3. Missing pieces: why we cannot definitively list a five-state ranking from these excerpts
None of the provided sources publishes a standalone, verified top-five state ranking for ICE arrests for all of calendar-year 2025; the closest concrete numbers cover the Jan 20–Jun 26 window and emphasize the top three states only [1] [2]. Several pieces explicitly state they do not provide a complete state ranking despite offering useful context—TRAC and other explainer articles highlight trends and record detentions without listing a five-state arrest ordering [5] [4] [6]. Because the reporting windows differ and because the Deportation Data Project’s dataset spans an overlapping but longer period without publishing a derived top-five for 2025, a rigorous, sourced top-five list cannot be assembled from the supplied materials without additional data [3].
4. What factors analysts say drive state variation—and how that colors interpretation
A technical brief in the provided materials links higher state-level ICE arrest rates to political and demographic factors, notably a positive association with the share of voters who supported Donald Trump in 2024 and with the Latino share of the non-citizen population; this frames geographic differences as partially driven by enforcement priorities and population distribution rather than by raw cross-state criminality metrics alone [7]. That analytical perspective matters because it suggests that state policy environments and political context help shape where arrests occur and how resources are deployed; readers should therefore treat state counts as reflecting both operational choices by enforcement agencies and the local population footprint of non-citizen residents [7].
5. Conflicting narratives and potential agendas to watch in coverage
Some reporting frames the surge in arrests as part of an administration-driven crackdown and highlights increases concentrated in the South, while other pieces emphasize statistical patterns without normative framing; these different emphases can reflect editorial agendas or advocacy perspectives [2] [4]. Readers should note that language about “crackdowns” or “surges” signals interpretive framing; the underlying numeric claims about shares and facility usage remain the core factual elements that can be verified or disputed with raw datasets [2] [5].
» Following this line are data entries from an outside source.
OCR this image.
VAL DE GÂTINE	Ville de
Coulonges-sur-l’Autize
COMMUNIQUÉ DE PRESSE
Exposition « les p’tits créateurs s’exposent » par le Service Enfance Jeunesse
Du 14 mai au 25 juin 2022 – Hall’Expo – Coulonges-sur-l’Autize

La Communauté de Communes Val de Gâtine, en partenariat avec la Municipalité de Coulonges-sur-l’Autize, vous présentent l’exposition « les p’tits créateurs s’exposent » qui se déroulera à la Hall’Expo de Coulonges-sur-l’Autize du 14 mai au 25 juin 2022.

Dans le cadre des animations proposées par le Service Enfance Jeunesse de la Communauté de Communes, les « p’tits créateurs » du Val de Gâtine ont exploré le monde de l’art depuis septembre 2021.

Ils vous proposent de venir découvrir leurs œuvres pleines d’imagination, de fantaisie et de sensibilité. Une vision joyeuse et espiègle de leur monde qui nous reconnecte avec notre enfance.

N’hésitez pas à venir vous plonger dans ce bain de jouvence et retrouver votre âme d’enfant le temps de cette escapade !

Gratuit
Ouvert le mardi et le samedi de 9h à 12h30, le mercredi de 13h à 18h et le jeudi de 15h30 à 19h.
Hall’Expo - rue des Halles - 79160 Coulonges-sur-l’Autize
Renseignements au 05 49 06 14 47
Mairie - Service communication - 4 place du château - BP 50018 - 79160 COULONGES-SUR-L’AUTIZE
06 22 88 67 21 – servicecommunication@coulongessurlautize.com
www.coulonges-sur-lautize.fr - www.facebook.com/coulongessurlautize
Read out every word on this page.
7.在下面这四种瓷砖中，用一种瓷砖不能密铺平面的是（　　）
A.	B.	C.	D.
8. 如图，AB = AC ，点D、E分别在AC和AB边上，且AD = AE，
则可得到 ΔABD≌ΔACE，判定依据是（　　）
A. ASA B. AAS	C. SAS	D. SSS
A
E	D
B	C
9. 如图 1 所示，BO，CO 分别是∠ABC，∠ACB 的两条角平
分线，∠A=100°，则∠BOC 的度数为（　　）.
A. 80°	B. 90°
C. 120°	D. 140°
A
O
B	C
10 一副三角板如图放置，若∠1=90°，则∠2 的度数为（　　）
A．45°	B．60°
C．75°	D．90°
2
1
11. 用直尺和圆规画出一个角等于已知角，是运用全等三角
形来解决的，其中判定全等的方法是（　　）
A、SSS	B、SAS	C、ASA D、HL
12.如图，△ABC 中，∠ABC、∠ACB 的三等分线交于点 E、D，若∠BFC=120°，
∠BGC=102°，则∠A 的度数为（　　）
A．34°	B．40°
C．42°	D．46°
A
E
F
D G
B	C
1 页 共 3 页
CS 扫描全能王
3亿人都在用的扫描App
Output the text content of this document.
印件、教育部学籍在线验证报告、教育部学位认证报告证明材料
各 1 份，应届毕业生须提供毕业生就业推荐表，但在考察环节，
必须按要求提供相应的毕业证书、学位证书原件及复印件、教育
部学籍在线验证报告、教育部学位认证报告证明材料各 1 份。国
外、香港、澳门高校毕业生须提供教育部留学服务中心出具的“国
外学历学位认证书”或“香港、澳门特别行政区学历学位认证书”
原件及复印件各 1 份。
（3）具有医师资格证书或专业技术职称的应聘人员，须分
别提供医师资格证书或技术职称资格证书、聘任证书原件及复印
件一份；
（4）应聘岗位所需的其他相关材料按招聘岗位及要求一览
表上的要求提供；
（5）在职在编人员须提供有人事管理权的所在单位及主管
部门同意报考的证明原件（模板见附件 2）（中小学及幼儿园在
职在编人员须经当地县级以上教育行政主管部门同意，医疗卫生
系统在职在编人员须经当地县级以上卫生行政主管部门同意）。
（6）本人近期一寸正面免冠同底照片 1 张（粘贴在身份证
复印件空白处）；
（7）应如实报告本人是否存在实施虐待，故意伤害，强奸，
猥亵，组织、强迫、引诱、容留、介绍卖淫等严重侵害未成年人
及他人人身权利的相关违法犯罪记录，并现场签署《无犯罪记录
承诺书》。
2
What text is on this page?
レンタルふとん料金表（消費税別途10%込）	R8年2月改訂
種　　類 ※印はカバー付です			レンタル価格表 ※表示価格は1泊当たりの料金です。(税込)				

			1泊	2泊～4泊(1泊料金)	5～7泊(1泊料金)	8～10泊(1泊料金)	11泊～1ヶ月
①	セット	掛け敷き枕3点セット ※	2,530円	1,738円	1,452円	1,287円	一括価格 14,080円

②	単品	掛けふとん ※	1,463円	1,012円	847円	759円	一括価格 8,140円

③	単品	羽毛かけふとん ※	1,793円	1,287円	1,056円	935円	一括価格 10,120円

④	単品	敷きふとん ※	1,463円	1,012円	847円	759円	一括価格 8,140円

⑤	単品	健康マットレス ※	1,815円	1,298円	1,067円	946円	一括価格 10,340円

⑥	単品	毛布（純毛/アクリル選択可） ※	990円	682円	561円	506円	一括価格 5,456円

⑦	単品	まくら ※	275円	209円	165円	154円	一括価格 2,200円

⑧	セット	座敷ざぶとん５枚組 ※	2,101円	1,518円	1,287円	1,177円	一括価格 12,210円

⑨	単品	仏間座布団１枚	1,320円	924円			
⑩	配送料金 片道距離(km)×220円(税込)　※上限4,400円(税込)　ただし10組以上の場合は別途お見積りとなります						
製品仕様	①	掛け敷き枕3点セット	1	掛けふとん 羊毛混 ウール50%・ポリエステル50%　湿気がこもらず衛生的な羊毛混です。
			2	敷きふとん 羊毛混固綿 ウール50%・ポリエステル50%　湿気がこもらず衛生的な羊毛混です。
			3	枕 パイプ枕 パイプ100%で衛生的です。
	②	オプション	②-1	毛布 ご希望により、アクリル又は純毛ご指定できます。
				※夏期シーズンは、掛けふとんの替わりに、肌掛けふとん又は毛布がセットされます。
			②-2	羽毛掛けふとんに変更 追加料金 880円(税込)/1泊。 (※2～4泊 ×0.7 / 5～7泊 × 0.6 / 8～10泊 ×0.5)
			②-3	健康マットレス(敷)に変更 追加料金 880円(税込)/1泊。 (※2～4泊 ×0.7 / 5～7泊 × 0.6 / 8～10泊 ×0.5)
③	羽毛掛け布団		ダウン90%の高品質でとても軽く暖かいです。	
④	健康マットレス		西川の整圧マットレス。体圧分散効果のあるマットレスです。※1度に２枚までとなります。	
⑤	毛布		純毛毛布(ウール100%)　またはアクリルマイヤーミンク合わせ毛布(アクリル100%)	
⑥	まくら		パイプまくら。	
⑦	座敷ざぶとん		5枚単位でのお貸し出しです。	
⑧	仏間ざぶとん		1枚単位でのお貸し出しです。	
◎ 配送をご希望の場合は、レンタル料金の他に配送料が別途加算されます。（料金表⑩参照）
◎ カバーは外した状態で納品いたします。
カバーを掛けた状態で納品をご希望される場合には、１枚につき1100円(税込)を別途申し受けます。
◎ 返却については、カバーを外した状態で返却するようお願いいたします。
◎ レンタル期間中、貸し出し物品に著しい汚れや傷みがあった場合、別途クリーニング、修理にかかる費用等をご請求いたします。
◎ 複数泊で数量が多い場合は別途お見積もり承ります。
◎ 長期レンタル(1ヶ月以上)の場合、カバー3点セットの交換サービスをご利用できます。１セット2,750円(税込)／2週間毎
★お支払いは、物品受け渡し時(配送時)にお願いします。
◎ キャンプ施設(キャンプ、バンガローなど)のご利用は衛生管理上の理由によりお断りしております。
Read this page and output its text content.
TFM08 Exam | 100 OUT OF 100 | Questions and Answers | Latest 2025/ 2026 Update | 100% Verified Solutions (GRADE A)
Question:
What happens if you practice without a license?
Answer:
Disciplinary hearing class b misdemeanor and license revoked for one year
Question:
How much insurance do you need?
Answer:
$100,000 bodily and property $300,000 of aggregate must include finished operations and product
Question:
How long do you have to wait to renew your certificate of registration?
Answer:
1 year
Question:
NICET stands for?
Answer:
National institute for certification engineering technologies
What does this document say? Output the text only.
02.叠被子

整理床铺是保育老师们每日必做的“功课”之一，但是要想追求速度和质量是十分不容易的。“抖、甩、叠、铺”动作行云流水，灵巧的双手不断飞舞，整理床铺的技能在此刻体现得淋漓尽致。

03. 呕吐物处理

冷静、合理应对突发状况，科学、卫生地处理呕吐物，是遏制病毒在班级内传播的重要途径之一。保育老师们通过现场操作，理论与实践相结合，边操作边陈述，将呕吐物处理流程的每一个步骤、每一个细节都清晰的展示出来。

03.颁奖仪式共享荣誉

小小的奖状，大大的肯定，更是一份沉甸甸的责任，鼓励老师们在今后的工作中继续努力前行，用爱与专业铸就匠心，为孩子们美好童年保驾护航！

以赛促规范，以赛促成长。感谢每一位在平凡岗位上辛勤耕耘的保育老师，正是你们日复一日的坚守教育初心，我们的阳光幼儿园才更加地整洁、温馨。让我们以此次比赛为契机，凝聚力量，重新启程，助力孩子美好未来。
6. Practical bottom line for the user’s original question
Based on the provided materials, the defensible, evidence-backed answer is that Texas, Florida and California were the top three states by ICE arrest share in the January 20–June 26, 2025 window, but the materials do not contain a fully sourced top-five list for 2025 as a whole. To produce a verified top-five ranking for calendar-year 2025 would require either the underlying individual-level ICE dataset spanning January–December 2025 or a state-by-state table from a data provider such as the Deportation Data Project or TRAC that explicitly lists the fifth-ranked state [1] [3] [5].
7. What to request next to close the gap quickly
Request the state-by-state arrest counts or shares for the full calendar year 2025 from the Deportation Data Project or ICE’s public monthly arrest tables, or obtain the raw dataset that covers January–December 2025; with that, the top-five ranking can be computed and cross-checked against detention-location tallies to reconcile arrests versus detentions [3] [5]. That targeted additional data will resolve the current ambiguity and allow a precise, fully sourced top-five list.